In this interview, he talks about his latest book, in which he details the story of his mother (Monique) who, at age 55, left the alcoholic and all-around rather boorish man she was living with to start a new life for herself in Paris. Louis says (again, via poor translation):
My mother has lived through extremely violent situations in her life, but when she manages to extricate herself from them, the incredible thing is that the trace of this violence suddenly disappears within her. She never maintains the wound.
This is likely a very moving story—one which I’ve yet to read since I only just discovered it a week ago and it’s currently living at the top of my reading list (a rather ephemeral place since I’m constantly finding new subjects that catch my interest). But what spoke to me most immediately were Louis’s words on “bourgeois individuals who cultivate their wounds” and whether or not “this culture of one’s own wound prevents one from getting out of it.”
This was the part where I started staring wistfully out the train window.
I asked myself: Is the secret to happiness just about being able to move on?
What if, instead of
- licking our wounds
- journaling about it ad nauseam
- talking to our therapists
- talking to our moms
- talking to our friends as if they were our therapists or our moms
- and generally living life in a metaphorical fetal position where we render ourselves completely inept and unable to keep going because we are so traumatized, offended, and insulted by one or more major and/or minor event(s) from our past
… what if you just decided to move on?
Ruminating is killing your chance to be happy.
I’m a big ruminator, myself. I’ve spent many sleepless nights reliving old memories, playing coulda-shoulda-woulda; going on long, aimless walks alone; and scribbling in my journal like the whacked-out girl from Gone Girl.
Or I should say: I WAS a big ruminator. Because I got tired of all those sleepless nights reliving old memories; my feet started to hurt from prowling the streets alone looking for answers; and I ran out of ink attempting to decode where it all went wrong in my journal.
I decided I wanted to be happy instead.
It would be very poetic and quotable and Instagram-worthy to follow that line with an uplifting, “So I did.”
But you’re not a child and neither am I, so we know life doesn’t march ahead in such a neat, straight line as that.
What life does do, is go on. You can either decide to move along with it and leave behind the past (however horrendous, joyful, or ripple-causing it might have been) or isolate yourself in your own tower of tortured memories.
I used to do the latter, but I’ve learned that the former is a lot more fun.
Life is sad, and it will hurt you and disappoint you. But you’ll hurt yourself more by choosing to live in that hurt forever.
Or you can do as this Frenchman suggests: Let the wounds heal, the scars fade, and keep on living.
In lighter news, let’s look at some French art together:
Before landing on the article about Édouard Louis, I also read: Ann Temkin : « L’Atelier rouge a conduit Matisse vers l’imprévu » (Ann Temkin: “‘L’Atelier rouge’ led Matisse into the unexpected”).
If you’re into art (or not into art but you at least know the name Matisse (like me)), then this might be an interesting one for you. I was a little gobsmacked by the aggressively red paintings from Matisse that in my very uneducated opinion look very un-Matisse-like:
All of the above was discovered on my tiny little siège westbound to Toulouse. So what did I actually see in Cannes and Le Cannet (besides the secret to happiness)?

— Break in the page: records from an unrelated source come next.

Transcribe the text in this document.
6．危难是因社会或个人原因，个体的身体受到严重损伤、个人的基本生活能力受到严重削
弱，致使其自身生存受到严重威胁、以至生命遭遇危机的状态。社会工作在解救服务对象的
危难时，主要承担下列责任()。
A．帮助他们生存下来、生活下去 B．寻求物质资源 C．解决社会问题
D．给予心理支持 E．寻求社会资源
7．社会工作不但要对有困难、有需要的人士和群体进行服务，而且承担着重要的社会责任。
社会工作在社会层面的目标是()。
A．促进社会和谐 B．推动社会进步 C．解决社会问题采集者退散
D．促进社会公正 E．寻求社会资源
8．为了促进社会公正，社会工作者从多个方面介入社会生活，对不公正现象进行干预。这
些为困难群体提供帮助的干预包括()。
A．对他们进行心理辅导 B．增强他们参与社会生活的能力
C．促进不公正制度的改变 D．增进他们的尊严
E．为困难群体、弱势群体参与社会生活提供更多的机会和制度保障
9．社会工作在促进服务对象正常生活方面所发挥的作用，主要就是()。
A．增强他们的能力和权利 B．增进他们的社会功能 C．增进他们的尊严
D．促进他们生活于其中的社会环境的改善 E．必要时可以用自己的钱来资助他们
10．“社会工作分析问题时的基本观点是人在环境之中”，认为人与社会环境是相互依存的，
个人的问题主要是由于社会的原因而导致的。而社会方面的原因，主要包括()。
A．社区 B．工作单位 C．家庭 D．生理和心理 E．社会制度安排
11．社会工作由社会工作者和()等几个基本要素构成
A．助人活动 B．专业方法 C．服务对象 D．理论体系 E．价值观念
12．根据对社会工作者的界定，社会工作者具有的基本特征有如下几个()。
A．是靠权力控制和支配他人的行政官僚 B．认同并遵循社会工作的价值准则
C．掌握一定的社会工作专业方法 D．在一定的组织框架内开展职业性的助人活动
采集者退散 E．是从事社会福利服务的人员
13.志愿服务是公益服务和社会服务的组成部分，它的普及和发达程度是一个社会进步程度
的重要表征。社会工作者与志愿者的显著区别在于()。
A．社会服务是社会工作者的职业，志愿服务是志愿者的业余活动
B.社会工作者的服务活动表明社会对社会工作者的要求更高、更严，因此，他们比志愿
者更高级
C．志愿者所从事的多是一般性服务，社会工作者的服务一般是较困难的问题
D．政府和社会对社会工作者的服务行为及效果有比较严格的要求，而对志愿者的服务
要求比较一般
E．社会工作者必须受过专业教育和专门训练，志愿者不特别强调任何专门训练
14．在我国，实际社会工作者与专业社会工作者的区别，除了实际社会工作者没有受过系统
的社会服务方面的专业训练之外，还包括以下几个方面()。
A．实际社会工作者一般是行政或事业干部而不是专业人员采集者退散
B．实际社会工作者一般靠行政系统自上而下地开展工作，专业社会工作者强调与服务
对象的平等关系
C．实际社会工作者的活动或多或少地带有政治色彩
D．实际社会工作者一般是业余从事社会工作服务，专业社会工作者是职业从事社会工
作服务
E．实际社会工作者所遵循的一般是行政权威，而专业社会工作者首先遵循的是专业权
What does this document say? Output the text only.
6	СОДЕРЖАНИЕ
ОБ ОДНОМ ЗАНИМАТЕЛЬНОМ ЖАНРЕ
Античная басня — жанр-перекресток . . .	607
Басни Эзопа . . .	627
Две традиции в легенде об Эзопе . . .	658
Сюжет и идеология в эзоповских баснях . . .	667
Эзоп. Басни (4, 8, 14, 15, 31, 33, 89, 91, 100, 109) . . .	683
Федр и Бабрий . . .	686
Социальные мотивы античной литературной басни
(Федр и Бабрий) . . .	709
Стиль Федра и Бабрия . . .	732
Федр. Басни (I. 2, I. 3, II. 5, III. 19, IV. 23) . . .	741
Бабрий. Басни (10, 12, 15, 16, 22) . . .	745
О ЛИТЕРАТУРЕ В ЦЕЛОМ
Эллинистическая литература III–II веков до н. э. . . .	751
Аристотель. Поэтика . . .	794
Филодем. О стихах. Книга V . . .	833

Well, on one walk (that was neither aimless nor lonely) I found this mural, Le Mur des Amoureux de Peynets, or Peynet’s Lovers’ Wall.
According to the sign (pictured above):
This fresco was painted jointly with Guy CEPPA in 1990 and i[t] represents a metaphor of love, symbolized by a bride and groom flying over the Garden of Eden, inspired by the village of Le Cannet. Raymond PEYNET, a citizen of honor of Le Cannet, painted this scene in honor of all young brides and grooms, to whom he offered a poetic interlude in their honeymoon. It was in 1942, in front of the bandstand in Valence that Raymond Peynet dreamt up his famous couple. In homage to lovers, his friend Georges Brassens wrote the famous song, “Bancs Publics.
A pretty enchanting sight to see while wandering around your friend’s neighborhood, no?